Es wird Nacht und die Abenteurer suchen ihre Schlafgemächer auf. Wellby bittet noch Rhogar um ein Wort und verschwindet in einem Zimmer. Ein bisschen später tritt Brenegar dazu und möchte noch ein paar Einzelheiten vom Halbling wissen. In dieser Nacht schläft Wellby schlecht und kommt am Morgen nicht aus seinem Zimmer heraus. Die restlichen Abenteurer vertreten sich die Füsse und werden dann vom Metzger/Bürgermeister Lorst angesprochen. Er bittet die Gruppe in sein Metzger-Büro zu kommen. Er ist verärgert über das Blutbad von gestern abend und möchte wissen wieso sie Einwohner Redlarchs getötet haben? Die Abenteurer reagieren etwas giftig auf diese Frage und möchten wissen, wieso seine lieben Dorfbewohner versucht haben ihren Kameraden zu töten? Lorst kann sich das Verhalten der Dörfler nicht erklären. Er möchte jedoch Wellby sehen, da dieser in diese ganze Sache involviert ist. Die Abenteurer führen ihn zu seinem Schlafzimmer, dass verschlossen ist. Auch mehrmaliges draufhämmern bringt keine Reaktion. Der pragmatische Brenegar öffnet daraufhin ein Dimensionstor direkt ins Schlafzimmer und sieht, dass Wellby bewusstlos am Boden liegt. Ein Eimer Wasser löst das Problem. Wellby hatte eine Vision, will diese aber nicht vor Lorst erzählen. Auf dessen Fragen wegen gestern Nacht reagiert dieser allergisch und zischt ihn an, dass er Anzeige erstatten könnte, dass hier Passanten auf offener Strasse angegriffen und die Schergen vom Bürgermeister gedeckt werden! Lorst verlässt etwas mürrisch das Gebäude.
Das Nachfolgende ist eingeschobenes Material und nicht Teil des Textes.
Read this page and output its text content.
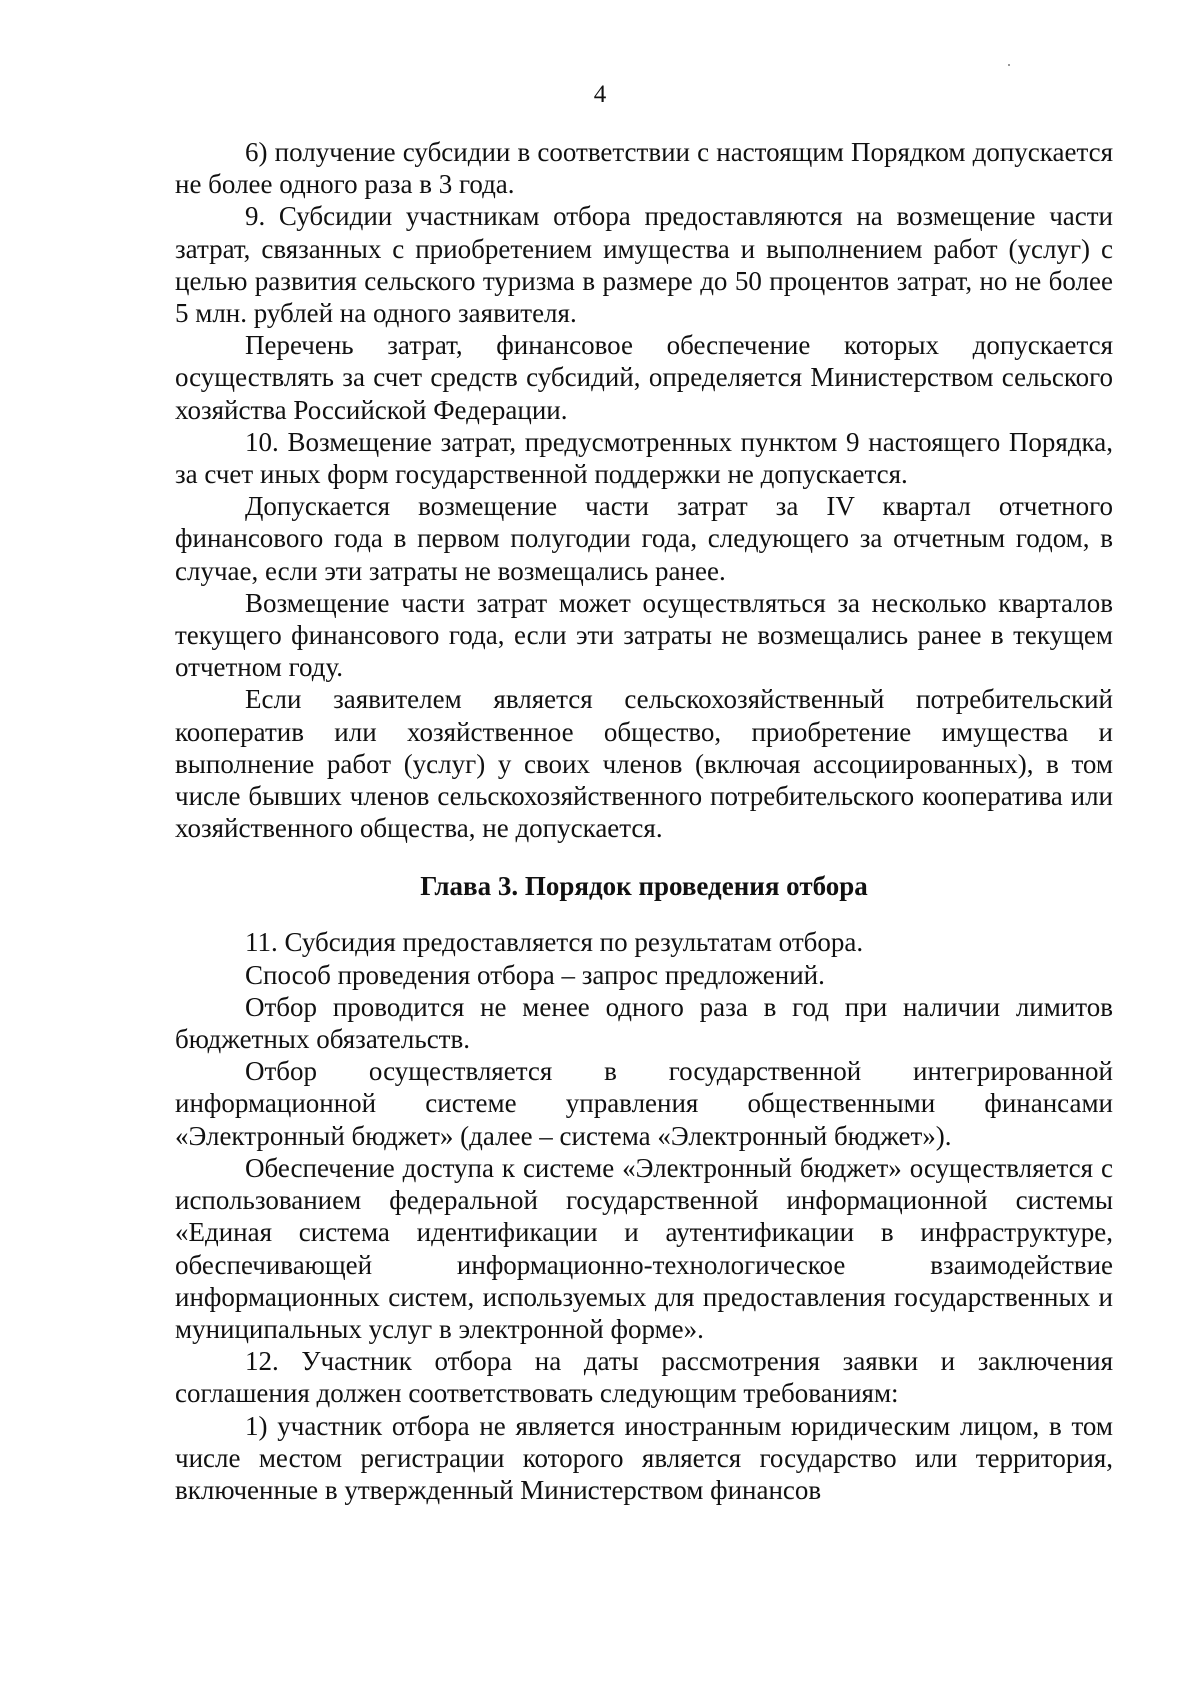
4

6) получение субсидии в соответствии с настоящим Порядком допускается не более одного раза в 3 года.

9. Субсидии участникам отбора предоставляются на возмещение части затрат, связанных с приобретением имущества и выполнением работ (услуг) с целью развития сельского туризма в размере до 50 процентов затрат, но не более 5 млн. рублей на одного заявителя.

Перечень затрат, финансовое обеспечение которых допускается осуществлять за счет средств субсидий, определяется Министерством сельского хозяйства Российской Федерации.

10. Возмещение затрат, предусмотренных пунктом 9 настоящего Порядка, за счет иных форм государственной поддержки не допускается.

Допускается возмещение части затрат за IV квартал отчетного финансового года в первом полугодии года, следующего за отчетным годом, в случае, если эти затраты не возмещались ранее.

Возмещение части затрат может осуществляться за несколько кварталов текущего финансового года, если эти затраты не возмещались ранее в текущем отчетном году.

Если заявителем является сельскохозяйственный потребительский кооператив или хозяйственное общество, приобретение имущества и выполнение работ (услуг) у своих членов (включая ассоциированных), в том числе бывших членов сельскохозяйственного потребительского кооператива или хозяйственного общества, не допускается.

Глава 3. Порядок проведения отбора

11. Субсидия предоставляется по результатам отбора.

Способ проведения отбора – запрос предложений.

Отбор проводится не менее одного раза в год при наличии лимитов бюджетных обязательств.

Отбор осуществляется в государственной интегрированной информационной системе управления общественными финансами «Электронный бюджет» (далее – система «Электронный бюджет»).

Обеспечение доступа к системе «Электронный бюджет» осуществляется с использованием федеральной государственной информационной системы «Единая система идентификации и аутентификации в инфраструктуре, обеспечивающей информационно-технологическое взаимодействие информационных систем, используемых для предоставления государственных и муниципальных услуг в электронной форме».

12. Участник отбора на даты рассмотрения заявки и заключения соглашения должен соответствовать следующим требованиям:

1) участник отбора не является иностранным юридическим лицом, в том числе местом регистрации которого является государство или территория, включенные в утвержденный Министерством финансов
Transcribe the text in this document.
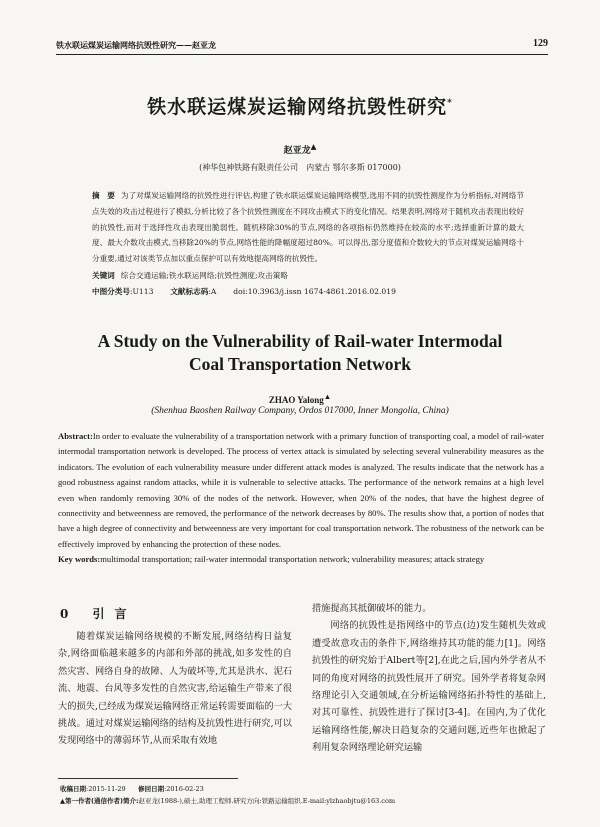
铁水联运煤炭运输网络抗毁性研究——赵亚龙	129
铁水联运煤炭运输网络抗毁性研究*
赵亚龙▲
(神华包神铁路有限责任公司　内蒙古 鄂尔多斯 017000)
摘　要 为了对煤炭运输网络的抗毁性进行评估,构建了铁水联运煤炭运输网络模型,选用不同的抗毁性测度作为分析指标,对网络节点失效的攻击过程进行了模拟,分析比较了各个抗毁性测度在不同攻击模式下的变化情况。结果表明,网络对于随机攻击表现出较好的抗毁性,而对于选择性攻击表现出脆弱性。随机移除30%的节点,网络的各项指标仍然维持在较高的水平;选择重新计算的最大度、最大介数攻击模式,当移除20%的节点,网络性能的降幅度超过80%。可以得出,部分度值和介数较大的节点对煤炭运输网络十分重要,通过对该类节点加以重点保护可以有效地提高网络的抗毁性。
关键词 综合交通运输;铁水联运网络;抗毁性测度;攻击策略
中图分类号:U113 文献标志码:A doi:10.3963/j.issn 1674-4861.2016.02.019
A Study on the Vulnerability of Rail-water Intermodal
Coal Transportation Network
ZHAO Yalong▲
(Shenhua Baoshen Railway Company, Ordos 017000, Inner Mongolia, China)
Abstract:In order to evaluate the vulnerability of a transportation network with a primary function of transporting coal, a model of rail-water intermodal transportation network is developed. The process of vertex attack is simulated by selecting several vulnerability measures as the indicators. The evolution of each vulnerability measure under different attack modes is analyzed. The results indicate that the network has a good robustness against random attacks, while it is vulnerable to selective attacks. The performance of the network remains at a high level even when randomly removing 30% of the nodes of the network. However, when 20% of the nodes, that have the highest degree of connectivity and betweenness are removed, the performance of the network decreases by 80%. The results show that, a portion of nodes that have a high degree of connectivity and betweenness are very important for coal transportation network. The robustness of the network can be effectively improved by enhancing the protection of these nodes.
Key words:multimodal transportation; rail-water intermodal transportation network; vulnerability measures; attack strategy
0 引言
随着煤炭运输网络规模的不断发展,网络结构日益复杂,网络面临越来越多的内部和外部的挑战,如多发性的自然灾害、网络自身的故障、人为破坏等,尤其是洪水、泥石流、地震、台风等多发性的自然灾害,给运输生产带来了很大的损失,已经成为煤炭运输网络正常运转需要面临的一大挑战。通过对煤炭运输网络的结构及抗毁性进行研究,可以发现网络中的薄弱环节,从而采取有效地
措施提高其抵御破坏的能力。
网络的抗毁性是指网络中的节点(边)发生随机失效或遭受故意攻击的条件下,网络维持其功能的能力[1]。网络抗毁性的研究始于Albert等[2],在此之后,国内外学者从不同的角度对网络的抗毁性展开了研究。国外学者将复杂网络理论引入交通领域,在分析运输网络拓扑特性的基础上,对其可靠性、抗毁性进行了探讨[3-4]。在国内,为了优化运输网络性能,解决日趋复杂的交通问题,近些年也掀起了利用复杂网络理论研究运输
收稿日期:2015-11-29 修回日期:2016-02-23
▲第一作者(通信作者)简介:赵亚龙(1988-),硕士,助理工程师.研究方向:铁路运输组织.E-mail:ylzhaobjtu@163.com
Wellby erzählt nun seinen Freunden, dass er eine Vision hatte und nun weiss wo sich der Sumpf befindet wenn er eine Karte hätte. Ihm sei aber noch etwas schwindlig und er brauche ein Getränk aus der Küche. Als er das Zimmer verlässt sagt plötzlich Rhogar etwas, was alle in Staunen versetzt. “Dr Wellby cha nid offe rede. Är wird vo dr Nurvureen beschattet. Sie ISCH dr Geischterdrache und sie ghört und gseht aues was är gseht und ghört! Äs isch nid sicher vor ihm z rede.”
Die Abenteurer zerbrechen sich den Kopf was nun zu tun ist. Der Stein müsse wohl von diesem Geisterdrachen zurückgewonnen werden aber wie?